Sergey Lavrov's statement "то, думаю, можно забыть о разговорах о территориальной целостности Грузии," that we can 'forget about Georgian territorial integrity', in its fullness, was actually confined to a state of conflict, and not an open threat as it is often presented and read in newspaper or online headlines. The other half of the qoute reads "...потому что заставить осетин и абхазов согласиться с такой логикой, что их можно силой вернуть в грузинское государство, для них будет невозможно" '...because to compel the Ossetins and Abkhazis to agree with the logic that they can be returned by force to the Georgian state, is impossible for them'. If any country needed to resort to the use of force against the people it wished to retain, in order to maintain its territorial integrity, everybody would recognise there was a problem with the word 'integrity'. At this stage in events that is definitely the case so Mr Lavrov's words are much more understandable, and less threatening, when heard in full.

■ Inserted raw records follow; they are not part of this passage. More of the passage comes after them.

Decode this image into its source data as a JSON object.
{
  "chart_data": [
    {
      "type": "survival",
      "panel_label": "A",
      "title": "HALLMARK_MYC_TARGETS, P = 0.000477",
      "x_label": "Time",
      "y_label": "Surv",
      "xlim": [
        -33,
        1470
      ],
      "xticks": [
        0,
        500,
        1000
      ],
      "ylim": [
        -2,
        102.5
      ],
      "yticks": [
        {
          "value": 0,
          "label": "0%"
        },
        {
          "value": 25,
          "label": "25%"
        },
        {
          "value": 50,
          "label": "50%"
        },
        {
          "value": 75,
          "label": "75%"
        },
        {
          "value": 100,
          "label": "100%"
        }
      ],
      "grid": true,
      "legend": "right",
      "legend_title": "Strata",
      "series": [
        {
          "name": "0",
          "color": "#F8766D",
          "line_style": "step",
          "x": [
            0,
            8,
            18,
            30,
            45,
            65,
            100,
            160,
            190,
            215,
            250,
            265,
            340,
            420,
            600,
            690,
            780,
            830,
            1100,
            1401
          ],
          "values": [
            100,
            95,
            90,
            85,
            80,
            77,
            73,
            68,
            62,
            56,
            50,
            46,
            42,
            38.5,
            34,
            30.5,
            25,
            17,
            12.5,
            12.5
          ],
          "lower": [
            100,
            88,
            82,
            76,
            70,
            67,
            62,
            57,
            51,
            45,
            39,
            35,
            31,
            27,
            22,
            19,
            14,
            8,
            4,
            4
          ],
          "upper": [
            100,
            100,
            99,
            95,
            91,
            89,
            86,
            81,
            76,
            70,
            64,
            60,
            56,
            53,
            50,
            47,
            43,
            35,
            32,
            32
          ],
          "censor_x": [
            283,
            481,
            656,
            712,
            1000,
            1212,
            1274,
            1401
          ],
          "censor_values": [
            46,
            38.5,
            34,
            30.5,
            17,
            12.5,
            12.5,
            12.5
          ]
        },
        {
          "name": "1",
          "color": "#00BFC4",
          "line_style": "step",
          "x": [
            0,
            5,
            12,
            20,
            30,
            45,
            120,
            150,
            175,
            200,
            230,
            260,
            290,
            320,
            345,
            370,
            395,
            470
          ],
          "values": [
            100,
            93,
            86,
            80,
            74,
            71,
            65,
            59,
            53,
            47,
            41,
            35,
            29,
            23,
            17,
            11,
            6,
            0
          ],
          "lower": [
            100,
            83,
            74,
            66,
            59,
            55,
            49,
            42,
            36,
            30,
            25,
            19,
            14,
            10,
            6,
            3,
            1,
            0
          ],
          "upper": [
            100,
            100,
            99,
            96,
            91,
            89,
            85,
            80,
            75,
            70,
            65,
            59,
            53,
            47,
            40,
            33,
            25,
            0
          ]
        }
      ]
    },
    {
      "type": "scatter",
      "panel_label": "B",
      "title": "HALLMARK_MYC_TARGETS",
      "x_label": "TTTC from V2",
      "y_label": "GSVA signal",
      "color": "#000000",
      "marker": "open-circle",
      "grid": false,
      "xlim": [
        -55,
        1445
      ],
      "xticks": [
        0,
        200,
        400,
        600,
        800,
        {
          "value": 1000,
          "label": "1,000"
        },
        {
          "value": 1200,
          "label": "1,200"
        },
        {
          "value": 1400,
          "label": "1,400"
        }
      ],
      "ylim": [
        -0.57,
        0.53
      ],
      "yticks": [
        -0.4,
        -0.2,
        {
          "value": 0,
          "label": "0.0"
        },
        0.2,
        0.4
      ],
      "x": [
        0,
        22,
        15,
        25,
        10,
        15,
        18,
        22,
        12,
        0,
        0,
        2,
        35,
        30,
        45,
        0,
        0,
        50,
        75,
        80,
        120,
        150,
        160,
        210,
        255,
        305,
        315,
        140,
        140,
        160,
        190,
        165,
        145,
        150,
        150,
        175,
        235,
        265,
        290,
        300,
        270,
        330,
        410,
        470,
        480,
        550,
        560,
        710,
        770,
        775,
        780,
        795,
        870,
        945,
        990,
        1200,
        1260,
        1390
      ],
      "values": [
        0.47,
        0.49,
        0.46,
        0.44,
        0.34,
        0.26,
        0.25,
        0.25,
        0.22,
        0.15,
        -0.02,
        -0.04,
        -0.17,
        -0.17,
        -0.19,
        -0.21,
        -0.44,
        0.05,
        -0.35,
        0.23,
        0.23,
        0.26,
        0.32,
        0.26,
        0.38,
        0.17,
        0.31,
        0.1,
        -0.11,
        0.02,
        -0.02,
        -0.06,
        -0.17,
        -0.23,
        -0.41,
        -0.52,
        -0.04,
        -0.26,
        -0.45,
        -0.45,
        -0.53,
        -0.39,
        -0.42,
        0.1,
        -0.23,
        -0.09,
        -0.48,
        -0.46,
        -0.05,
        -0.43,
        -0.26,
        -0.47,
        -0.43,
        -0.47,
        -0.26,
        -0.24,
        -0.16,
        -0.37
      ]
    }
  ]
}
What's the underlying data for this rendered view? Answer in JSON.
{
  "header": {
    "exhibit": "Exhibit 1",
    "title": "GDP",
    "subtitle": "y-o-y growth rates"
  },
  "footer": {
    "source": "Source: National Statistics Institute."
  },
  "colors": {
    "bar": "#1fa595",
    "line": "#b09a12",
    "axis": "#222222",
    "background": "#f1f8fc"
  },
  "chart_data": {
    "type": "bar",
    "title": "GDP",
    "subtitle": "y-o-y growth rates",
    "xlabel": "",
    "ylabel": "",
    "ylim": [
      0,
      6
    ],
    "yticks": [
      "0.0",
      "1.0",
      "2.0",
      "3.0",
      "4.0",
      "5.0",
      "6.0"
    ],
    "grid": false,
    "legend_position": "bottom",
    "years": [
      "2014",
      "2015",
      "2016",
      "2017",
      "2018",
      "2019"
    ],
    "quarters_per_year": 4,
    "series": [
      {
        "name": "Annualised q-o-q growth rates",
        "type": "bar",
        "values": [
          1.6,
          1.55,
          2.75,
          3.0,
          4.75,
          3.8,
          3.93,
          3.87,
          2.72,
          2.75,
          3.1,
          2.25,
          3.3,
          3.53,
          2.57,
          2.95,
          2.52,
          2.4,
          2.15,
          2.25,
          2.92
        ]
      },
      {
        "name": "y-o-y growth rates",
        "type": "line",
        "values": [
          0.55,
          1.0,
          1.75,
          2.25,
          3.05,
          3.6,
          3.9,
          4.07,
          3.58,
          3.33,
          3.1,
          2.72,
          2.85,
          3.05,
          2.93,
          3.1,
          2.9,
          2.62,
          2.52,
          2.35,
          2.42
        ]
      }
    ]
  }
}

As far as this European observer is concerned, however, Russia's high-handedness is ultimately gravely damaging. To regurgitate the appropriate hackneyed cliché, two wrongs do not make a right. Today Russia appears, through fault or mistake, or misinterpretation, to be engaged in precisely the sort of unilateral belligerence for which it has repeatedly chastised the United States under Bush, replete with the projection of force beyond its borders. If the dispute is over the status, security and integrity of two border provinces, there exist international bodies which have the capacity to oversee transparent processes in order to determine where the inhabitants of those regions wish to pursue their aspirations. Russia could have turned to any number of forums from the CIS to the UN to the Council of Europe to legitimise its claims in protecting its own citizens. Its unilateralism has concerned many European capitals (though tellingly, those with close energy ties to Moscow, notably Berlin and Paris, have the calmest of European outlooks on the situation) which carries the risk of Europe [as a whole] continuing to distrust Russia and side with the United States yet further.